Children's mathematical graphics: Making mathematical connections with their world

The future of early childhood mathematics and its inclusion in young children’s lives has become an important educative discussion for children under the age of five. In recent years, research has begun to include the importance of the multiplicity of languages for young children’s learning and development. One of the languages children use in the early years is children’s mathematical graphics revealing the importance of accessing, processing and expressing knowledge through symbols and images, and not words alone. These graphics signify mathematical meanings. Previously though, children’s graphics have been viewed as scribbles and critiqued as a developmental precursor to more mature and realistic drawings. Yet they represent powerful beginnings in children’s abstract thought and symbolism that help to create mathematical meanings. These are crucial for their mathematical trajectories, particularly for the more standardised written mathematical notation for school-based learning. Like children’s play, it is the symbolism expressed in children’s mathematical graphics that hold the key for adult’s understandings of how children access, process, and express mathematical knowledge. These reveal children’s lived experiences and their connections to familial, socio-cultural events and their physical world which mediate children’s mathematical thinking and their graphics. Recognising and valuing children‘s mathematical graphics with their embedded symbols and signs is critical to see children’s emerging mathematical conceptual knowledge. This learning is essential for 21st century living and learning, and for later professions such as engineering, science, technology, and economics.
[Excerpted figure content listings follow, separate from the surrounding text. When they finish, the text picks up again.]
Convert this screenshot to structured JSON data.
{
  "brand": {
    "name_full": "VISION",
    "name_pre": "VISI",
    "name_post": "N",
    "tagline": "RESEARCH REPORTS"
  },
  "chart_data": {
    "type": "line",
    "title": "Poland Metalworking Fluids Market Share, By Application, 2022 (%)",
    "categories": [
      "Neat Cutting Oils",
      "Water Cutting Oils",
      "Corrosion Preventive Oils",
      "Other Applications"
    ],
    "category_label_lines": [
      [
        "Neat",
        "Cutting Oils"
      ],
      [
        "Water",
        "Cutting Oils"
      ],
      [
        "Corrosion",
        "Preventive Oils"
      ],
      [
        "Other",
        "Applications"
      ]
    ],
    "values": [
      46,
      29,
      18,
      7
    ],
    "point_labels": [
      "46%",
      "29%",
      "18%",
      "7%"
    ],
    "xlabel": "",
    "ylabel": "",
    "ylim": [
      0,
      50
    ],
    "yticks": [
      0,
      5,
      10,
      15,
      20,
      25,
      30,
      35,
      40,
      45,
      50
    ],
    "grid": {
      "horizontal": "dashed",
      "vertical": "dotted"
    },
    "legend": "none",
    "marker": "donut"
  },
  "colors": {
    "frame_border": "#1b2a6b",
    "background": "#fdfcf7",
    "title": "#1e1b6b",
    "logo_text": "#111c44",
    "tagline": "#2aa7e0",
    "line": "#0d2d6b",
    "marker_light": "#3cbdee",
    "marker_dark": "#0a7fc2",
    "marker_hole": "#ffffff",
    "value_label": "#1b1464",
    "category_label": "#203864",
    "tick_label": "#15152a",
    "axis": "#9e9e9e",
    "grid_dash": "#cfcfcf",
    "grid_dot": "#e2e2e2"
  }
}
This research study examined children’s connections to the mathematical world expressed through their mathematical graphics, and explored their graphical construction of mathematical conceptual knowledge. My study applies a conceptual framework based on Vygotsky’s Cultural-historical theory, Malaguzzi’s One hundred languages of children theory, and Bruner’s Representation theory to examine mathematical conceptual knowledge embedded in children’s mathematical graphics. Drawing on a cultural historical methodology and a dialectic-interactive approach, this study observed a group of 4–5-year-old children from an early childhood setting to reveal how children’s mathematical graphics highlight their acquisition and expression of mathematical conceptual knowledge to signify mathematical meanings. This methodology sees young children in relation to their socio-cultural and physical environments and how children minds orient themselves to the mathematical aspects of their world.
The findings show that many of the mathematical concepts children express include, positioning and movement, seriation, symmetry, parallel lines, one-to-one correspondence, classification, differentiation, size. Comparison, and spatial awareness. The study also found that children’s emerging use of the symbolic nature of mathematical concepts is an important steppingstone for children’s future knowledge of abstract nature of symbols and signs, important for written mathematics in school-based learning and beyond. The findings also show that children’s mathematical graphics help children to access, process and express both everyday concepts and scientific (mathematical) concepts, both important in supporting children’s construction of mathematical knowledge. Children’s mathematical graphics with or without a verbal description, is the starting point for children’s emerging mathematical thinking. This study highlights the connection between children’s mathematical graphics, their personal worlds, and emerging mathematical meanings. It reveals how children’s mathematical graphics and children’s everyday experiences allow children to access, process, and express mathematical concepts. Furthermore, it foregrounds the importance of children’s invented mathematical graphics for their emerging symbolism and cognition, critical for learning the standardised mathematical written notation required at main-stream schooling.